Title: The Paternal Urban Base
Author: Joe McKibben
Year: 2018
Abstract: The Paternal Urban Base is a childcare centre aimed at fathers that focuses on play and risk, providing a platform for men to take on primary care roles in a drive for a more gender equal society.
Patriarchal views of maternal and paternal relations have historically hindered men from taking on more active childcare roles. Combined with the loss of Working Men’s Clubs as bastions of family life, there is a notable absence of neighbourhood assembly.
The P.U.B is located in the Burngreave ward which possesses the highest frequency of dependent children, self-employed workers, and the lowest average life expectancy in Sheffield. The site occupies a former sandstone quarry that sits in a prominent position between the local community and the city. The societal and immediate context in turn generated a design brief to nurture symbiotic relationships to create a meaningful culture of caring.
The proposition combined a nursery school to support and nurture child development, startup offices that support self-employed workers who are under the most pressure to neglect child care responsibilities, and a community centre that responds to the loss of assembly. The three programs revolve around a learning landscape that carves and reveals the quarry stone beneath in areas of collectivity and leisure.

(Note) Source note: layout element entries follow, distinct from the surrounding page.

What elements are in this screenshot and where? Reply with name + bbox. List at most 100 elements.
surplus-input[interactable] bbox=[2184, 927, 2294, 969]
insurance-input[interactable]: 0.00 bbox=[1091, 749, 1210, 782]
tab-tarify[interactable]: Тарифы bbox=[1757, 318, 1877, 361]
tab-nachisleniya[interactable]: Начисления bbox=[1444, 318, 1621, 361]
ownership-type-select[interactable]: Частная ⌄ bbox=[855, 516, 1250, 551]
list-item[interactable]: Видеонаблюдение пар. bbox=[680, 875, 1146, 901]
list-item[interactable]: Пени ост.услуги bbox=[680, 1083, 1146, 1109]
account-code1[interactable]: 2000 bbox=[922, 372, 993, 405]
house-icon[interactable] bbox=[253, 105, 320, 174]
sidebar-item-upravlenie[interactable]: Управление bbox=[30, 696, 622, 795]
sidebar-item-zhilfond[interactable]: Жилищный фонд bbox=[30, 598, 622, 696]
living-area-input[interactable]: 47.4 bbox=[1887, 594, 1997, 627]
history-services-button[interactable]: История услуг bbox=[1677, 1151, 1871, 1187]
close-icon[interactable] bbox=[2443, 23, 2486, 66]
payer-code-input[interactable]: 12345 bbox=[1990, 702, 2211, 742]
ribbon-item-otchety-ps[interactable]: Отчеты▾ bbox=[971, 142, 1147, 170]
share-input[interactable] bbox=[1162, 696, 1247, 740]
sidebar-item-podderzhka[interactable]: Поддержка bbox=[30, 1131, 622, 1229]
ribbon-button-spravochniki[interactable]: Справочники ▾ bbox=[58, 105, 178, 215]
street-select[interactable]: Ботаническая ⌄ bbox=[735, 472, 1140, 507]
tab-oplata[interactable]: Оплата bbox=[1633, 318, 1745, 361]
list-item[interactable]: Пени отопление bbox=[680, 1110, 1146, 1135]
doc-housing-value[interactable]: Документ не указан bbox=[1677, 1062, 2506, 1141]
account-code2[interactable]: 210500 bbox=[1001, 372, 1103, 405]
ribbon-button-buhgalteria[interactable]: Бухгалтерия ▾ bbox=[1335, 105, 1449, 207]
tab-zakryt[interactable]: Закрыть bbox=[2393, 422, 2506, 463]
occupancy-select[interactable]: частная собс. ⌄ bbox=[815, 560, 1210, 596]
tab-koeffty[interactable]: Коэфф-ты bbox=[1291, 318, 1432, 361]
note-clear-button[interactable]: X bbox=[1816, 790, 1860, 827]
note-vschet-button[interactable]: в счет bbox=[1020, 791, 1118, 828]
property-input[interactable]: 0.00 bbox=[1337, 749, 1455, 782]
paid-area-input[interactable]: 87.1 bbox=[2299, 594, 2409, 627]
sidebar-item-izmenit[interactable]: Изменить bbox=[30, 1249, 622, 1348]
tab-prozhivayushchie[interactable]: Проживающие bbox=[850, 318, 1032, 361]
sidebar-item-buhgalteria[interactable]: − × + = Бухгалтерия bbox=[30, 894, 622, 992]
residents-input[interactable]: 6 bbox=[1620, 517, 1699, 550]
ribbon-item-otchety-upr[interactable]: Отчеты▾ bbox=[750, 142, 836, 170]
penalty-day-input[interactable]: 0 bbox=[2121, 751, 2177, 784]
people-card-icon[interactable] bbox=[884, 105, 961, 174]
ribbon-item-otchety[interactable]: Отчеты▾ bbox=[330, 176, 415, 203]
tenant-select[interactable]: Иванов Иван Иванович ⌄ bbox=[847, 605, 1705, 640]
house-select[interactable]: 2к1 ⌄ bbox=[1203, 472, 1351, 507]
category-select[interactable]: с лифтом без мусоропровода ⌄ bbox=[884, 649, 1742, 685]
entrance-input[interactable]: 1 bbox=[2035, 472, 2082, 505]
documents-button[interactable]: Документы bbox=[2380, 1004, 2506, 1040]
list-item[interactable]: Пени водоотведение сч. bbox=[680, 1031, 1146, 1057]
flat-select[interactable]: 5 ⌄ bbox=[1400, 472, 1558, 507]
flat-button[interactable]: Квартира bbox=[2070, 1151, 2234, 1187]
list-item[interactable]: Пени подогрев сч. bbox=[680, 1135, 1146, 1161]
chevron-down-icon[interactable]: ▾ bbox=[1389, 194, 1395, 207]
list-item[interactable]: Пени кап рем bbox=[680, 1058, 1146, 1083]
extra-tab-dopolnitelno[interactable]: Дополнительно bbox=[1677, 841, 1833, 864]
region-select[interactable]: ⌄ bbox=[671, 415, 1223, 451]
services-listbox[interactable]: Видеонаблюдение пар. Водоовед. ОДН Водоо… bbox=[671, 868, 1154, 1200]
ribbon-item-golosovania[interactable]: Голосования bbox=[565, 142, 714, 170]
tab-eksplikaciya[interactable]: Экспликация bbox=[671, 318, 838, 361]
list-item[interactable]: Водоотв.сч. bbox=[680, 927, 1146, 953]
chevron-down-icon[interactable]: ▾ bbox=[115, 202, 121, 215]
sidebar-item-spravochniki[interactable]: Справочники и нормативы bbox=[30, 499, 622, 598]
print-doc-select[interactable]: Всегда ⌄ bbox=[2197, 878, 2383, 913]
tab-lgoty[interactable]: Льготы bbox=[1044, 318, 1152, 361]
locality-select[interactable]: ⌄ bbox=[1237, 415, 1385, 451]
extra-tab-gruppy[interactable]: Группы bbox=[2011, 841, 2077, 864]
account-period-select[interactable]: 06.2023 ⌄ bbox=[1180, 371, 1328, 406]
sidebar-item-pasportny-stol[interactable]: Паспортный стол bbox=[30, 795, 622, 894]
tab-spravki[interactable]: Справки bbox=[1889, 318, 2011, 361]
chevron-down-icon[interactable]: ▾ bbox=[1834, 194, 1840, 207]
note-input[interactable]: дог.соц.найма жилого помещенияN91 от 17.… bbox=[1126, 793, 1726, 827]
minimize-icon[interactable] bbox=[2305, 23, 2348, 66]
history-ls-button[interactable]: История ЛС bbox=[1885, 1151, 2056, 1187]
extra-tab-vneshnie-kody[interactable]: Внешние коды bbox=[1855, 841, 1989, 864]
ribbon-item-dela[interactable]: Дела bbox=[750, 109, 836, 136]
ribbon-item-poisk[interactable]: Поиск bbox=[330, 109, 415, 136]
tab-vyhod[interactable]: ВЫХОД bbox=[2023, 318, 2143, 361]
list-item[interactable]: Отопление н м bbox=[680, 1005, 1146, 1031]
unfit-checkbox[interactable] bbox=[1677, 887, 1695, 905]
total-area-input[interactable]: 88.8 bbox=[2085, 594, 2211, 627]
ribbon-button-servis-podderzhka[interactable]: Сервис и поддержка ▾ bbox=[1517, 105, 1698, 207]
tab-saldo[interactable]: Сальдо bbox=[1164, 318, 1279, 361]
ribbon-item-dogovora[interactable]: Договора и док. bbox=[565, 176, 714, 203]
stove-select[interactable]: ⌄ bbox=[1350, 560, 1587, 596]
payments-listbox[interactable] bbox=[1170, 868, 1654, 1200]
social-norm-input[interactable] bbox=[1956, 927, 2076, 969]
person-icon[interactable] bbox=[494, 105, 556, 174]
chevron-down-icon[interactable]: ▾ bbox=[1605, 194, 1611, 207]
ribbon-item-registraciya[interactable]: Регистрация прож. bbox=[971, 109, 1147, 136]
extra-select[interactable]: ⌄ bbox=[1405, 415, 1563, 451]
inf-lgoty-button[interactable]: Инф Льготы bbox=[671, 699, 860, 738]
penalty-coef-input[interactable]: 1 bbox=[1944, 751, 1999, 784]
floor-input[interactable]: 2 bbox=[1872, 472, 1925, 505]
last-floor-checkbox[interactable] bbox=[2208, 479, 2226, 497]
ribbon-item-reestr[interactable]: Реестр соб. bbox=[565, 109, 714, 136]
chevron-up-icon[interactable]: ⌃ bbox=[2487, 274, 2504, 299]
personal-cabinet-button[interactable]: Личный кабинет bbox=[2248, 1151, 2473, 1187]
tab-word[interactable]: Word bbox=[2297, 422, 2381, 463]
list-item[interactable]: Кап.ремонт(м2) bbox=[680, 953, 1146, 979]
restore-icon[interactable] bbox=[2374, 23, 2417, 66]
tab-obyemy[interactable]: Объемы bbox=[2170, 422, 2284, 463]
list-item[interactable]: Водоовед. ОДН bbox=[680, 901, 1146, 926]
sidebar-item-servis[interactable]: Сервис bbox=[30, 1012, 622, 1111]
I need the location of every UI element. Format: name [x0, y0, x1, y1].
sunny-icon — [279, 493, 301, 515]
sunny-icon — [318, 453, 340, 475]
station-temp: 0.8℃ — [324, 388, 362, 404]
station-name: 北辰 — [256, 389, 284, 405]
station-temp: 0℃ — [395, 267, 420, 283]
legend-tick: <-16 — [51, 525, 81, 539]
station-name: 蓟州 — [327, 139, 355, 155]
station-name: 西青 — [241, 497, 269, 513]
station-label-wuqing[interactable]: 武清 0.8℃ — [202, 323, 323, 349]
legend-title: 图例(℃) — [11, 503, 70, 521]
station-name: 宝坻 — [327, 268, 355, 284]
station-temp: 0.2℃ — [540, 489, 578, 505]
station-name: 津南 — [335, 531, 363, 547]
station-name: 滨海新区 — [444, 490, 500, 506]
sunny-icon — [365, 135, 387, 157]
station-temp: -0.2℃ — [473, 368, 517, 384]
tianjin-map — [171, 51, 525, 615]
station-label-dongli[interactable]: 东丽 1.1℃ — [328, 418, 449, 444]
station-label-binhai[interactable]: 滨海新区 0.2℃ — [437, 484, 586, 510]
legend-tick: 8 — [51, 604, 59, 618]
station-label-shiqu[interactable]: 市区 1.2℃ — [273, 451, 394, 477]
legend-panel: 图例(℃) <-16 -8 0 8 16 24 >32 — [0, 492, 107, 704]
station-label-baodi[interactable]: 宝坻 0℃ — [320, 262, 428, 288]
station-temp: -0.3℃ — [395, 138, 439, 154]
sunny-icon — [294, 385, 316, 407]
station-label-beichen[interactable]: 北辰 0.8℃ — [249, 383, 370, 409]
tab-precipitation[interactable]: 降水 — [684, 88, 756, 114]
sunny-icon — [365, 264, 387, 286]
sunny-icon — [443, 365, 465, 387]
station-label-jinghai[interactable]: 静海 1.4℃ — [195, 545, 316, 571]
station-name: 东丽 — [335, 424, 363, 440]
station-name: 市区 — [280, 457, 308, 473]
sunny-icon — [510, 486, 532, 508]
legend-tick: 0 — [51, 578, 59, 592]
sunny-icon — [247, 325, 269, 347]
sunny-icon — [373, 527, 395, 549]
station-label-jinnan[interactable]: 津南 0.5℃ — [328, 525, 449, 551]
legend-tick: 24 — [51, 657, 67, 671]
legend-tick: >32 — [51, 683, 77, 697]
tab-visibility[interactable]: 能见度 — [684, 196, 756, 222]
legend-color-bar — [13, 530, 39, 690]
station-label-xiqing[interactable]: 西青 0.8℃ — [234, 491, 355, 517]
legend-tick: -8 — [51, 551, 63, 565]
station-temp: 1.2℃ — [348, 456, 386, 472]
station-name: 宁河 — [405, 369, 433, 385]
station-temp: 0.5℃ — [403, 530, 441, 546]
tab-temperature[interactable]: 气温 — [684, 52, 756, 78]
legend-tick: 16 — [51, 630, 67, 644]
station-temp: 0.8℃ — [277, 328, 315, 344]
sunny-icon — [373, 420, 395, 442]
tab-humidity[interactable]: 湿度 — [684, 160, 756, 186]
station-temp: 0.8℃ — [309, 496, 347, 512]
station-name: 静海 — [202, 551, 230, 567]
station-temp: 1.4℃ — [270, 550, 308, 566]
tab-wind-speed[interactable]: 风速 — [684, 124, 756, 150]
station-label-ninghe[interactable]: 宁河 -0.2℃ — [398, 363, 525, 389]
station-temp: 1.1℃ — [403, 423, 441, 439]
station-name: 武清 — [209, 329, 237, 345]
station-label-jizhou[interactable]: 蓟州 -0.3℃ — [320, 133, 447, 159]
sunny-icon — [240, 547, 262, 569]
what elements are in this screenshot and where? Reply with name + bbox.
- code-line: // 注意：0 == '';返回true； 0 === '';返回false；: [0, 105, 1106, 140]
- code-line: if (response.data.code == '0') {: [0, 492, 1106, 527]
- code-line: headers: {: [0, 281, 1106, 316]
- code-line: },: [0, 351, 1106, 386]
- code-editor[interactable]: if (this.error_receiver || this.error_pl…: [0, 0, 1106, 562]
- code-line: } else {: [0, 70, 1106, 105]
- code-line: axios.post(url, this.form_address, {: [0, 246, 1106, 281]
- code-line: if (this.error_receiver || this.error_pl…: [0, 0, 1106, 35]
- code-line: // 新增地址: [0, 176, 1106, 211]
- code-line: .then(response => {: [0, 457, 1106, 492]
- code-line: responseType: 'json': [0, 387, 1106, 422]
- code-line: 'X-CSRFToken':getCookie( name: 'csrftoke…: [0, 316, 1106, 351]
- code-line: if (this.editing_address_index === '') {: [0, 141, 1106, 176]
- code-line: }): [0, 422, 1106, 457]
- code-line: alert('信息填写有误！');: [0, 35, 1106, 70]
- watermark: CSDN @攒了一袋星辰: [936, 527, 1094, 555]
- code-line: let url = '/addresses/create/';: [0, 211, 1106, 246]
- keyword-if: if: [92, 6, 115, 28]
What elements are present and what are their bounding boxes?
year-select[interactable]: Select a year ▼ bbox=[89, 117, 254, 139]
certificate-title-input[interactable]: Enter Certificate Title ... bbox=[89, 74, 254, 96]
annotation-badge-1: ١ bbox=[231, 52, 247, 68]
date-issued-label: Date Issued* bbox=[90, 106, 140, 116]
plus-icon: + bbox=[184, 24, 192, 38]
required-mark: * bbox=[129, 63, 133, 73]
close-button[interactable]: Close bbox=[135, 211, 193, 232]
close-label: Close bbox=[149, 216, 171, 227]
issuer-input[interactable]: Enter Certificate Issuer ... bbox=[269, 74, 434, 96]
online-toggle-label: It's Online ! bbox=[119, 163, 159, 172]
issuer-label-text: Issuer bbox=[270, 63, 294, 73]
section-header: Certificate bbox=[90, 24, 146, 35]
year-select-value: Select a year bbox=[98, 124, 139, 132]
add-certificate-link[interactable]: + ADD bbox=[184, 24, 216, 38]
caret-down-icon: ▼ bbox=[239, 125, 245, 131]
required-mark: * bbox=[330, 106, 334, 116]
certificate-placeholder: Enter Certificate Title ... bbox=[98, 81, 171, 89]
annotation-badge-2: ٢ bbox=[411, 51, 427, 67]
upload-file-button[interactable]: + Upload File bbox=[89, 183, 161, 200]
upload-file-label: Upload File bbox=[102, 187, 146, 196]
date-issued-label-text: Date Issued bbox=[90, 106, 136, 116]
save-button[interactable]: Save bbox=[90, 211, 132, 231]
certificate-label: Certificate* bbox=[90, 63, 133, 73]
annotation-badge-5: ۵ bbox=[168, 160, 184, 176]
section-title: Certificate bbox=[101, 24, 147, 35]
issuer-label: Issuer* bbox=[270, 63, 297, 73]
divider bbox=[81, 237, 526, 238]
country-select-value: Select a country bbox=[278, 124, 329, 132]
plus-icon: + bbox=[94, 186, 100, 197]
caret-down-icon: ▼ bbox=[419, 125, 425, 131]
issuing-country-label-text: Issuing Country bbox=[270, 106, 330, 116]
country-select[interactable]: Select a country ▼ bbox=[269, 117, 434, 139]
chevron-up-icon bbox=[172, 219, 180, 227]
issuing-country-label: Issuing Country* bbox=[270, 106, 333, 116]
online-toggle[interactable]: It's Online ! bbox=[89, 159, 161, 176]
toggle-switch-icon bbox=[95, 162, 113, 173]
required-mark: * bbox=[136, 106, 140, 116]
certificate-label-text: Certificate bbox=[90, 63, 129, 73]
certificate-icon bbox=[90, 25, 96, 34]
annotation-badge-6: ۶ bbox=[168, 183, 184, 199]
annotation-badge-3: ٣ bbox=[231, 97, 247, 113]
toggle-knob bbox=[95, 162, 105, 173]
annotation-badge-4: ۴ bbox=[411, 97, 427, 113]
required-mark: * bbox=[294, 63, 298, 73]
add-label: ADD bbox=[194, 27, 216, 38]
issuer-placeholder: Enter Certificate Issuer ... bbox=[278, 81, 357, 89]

The landscape translated the educational theory of scaffolding into an architectural language that encourages children to thrive within a ‘comfortable struggle’, intrinsically motivating parents and children to play through active climbing. Play and risk are therefore at the heart of the exchanges of enterprise and education where the cycles of child development are celebrated and the thresholds between carers and workers blurred.